Oliver Koch is Heisenberg-Professor of Computational Drug Discovery at the Institute of Pharmaceutical and Medicinal Chemistry, University of Münster. His interests lie in the development and application of computational methods in rational drug design with focus on ‘big data’ driven decisions and artificial intelligence combined with fragment- and structure-based design. The methods are applied to develop bioactive molecules and to understand selectivity, promiscuity and polypharmacology of protein-ligand interactions. In an interdisciplinary way, the in-silico work is combined with biochemical evaluation, x-ray crystallography and preparative organic synthesis. He received his Ph.D. in Pharmaceutical Chemistry in 2007 at Philipps-University Marburg in the group of Gerhard Klebe and also completed a postgraduate program computer science with focus on machine learning and data science. He worked as a postdoc at CCDC in Cambridge/UK and afterwards for MSD Animal Health Innovation GmbH, Schwabenheim, Germany. In 2012, he became an Independent Junior Group Leader of „In-silico Medicinal Chemistry“ at Technical University Dortmund, Germany. From 2019-22 he was Independent Group Leader for “Computational Medicinal Chemistry and Molecular Design” at University of Münster, where he became a Heisenberg-Professor for Computational Drug Discovery in 2022.
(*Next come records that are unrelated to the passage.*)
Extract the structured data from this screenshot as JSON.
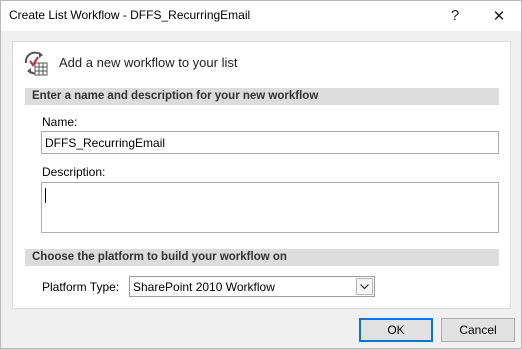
{
  "window": {
    "title": "Create List Workflow - DFFS_RecurringEmail",
    "help_glyph": "?",
    "close_glyph": "✕"
  },
  "header": {
    "icon": "workflow-icon",
    "text": "Add a new workflow to your list"
  },
  "section_name": {
    "heading": "Enter a name and description for your new workflow",
    "name_label": "Name:",
    "name_value": "DFFS_RecurringEmail",
    "description_label": "Description:",
    "description_value": ""
  },
  "section_platform": {
    "heading": "Choose the platform to build your workflow on",
    "platform_label": "Platform Type:",
    "platform_value": "SharePoint 2010 Workflow"
  },
  "buttons": {
    "ok": "OK",
    "cancel": "Cancel"
  },
  "colors": {
    "accent": "#0078d7",
    "section_bg": "#dcdcdc",
    "icon_red": "#d13438"
  }
}
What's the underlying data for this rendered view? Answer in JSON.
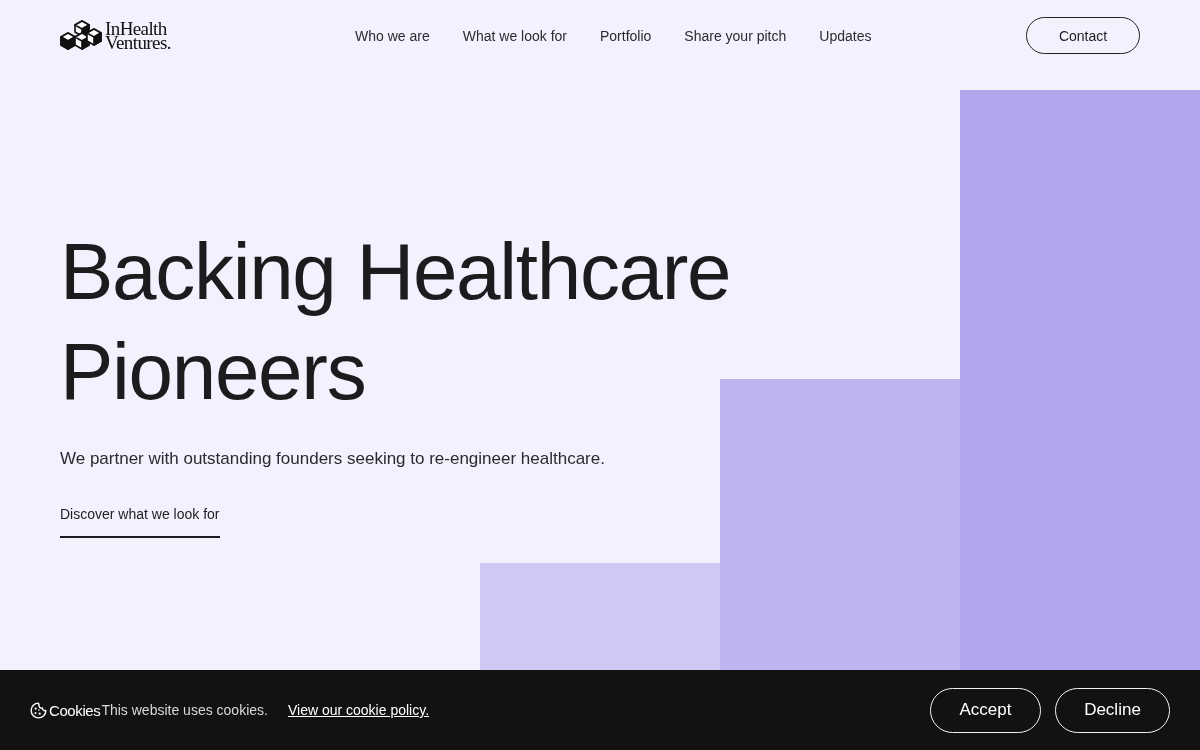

Prof. Dr. Frank M. Böckler, Eberhard Karls University Tübingen

[email protected]

At the Institute of Pharmaceutical Sciences, Frank Böckler heads the laboratory of Molecular Design & Pharmaceutical Biophysics, which combines Chemical Biology, Molecular and Structural Biology and Biophysics, as well as Computational Chemistry, Machine Learning and Molecular Design. In addition, he is a member of the Institute for Bioinformatics and Medical Informatics (IBMI). In 2004, he received his Ph.D. in Medicinal Chemistry with summa cum laude at Friedrich-Alexander University in Erlangen (Germany). Joining Prof. Sir Alan R. Fersht as a postdoc at the MRC Center for Protein Engineering in Cambridge/UK, he discovered p53 mutant stabilizers as potential new cancer therapeutics. In 2008, he was appointed Professor (W2tt) for Bioanalytics at Ludwig-Maximilians University (LMU) Munich, before moving to Tübingen in 2010 as a full professor. His work is dedicated to understanding molecular interactions, such as halogen and chalcogen bonds, as the foundation for chemical biology and drug discovery and to apply theoretical, fragment-based, biophysical, and structural methods to cancer research, particularly involving the human kinome and the network of the tumor suppressor p53.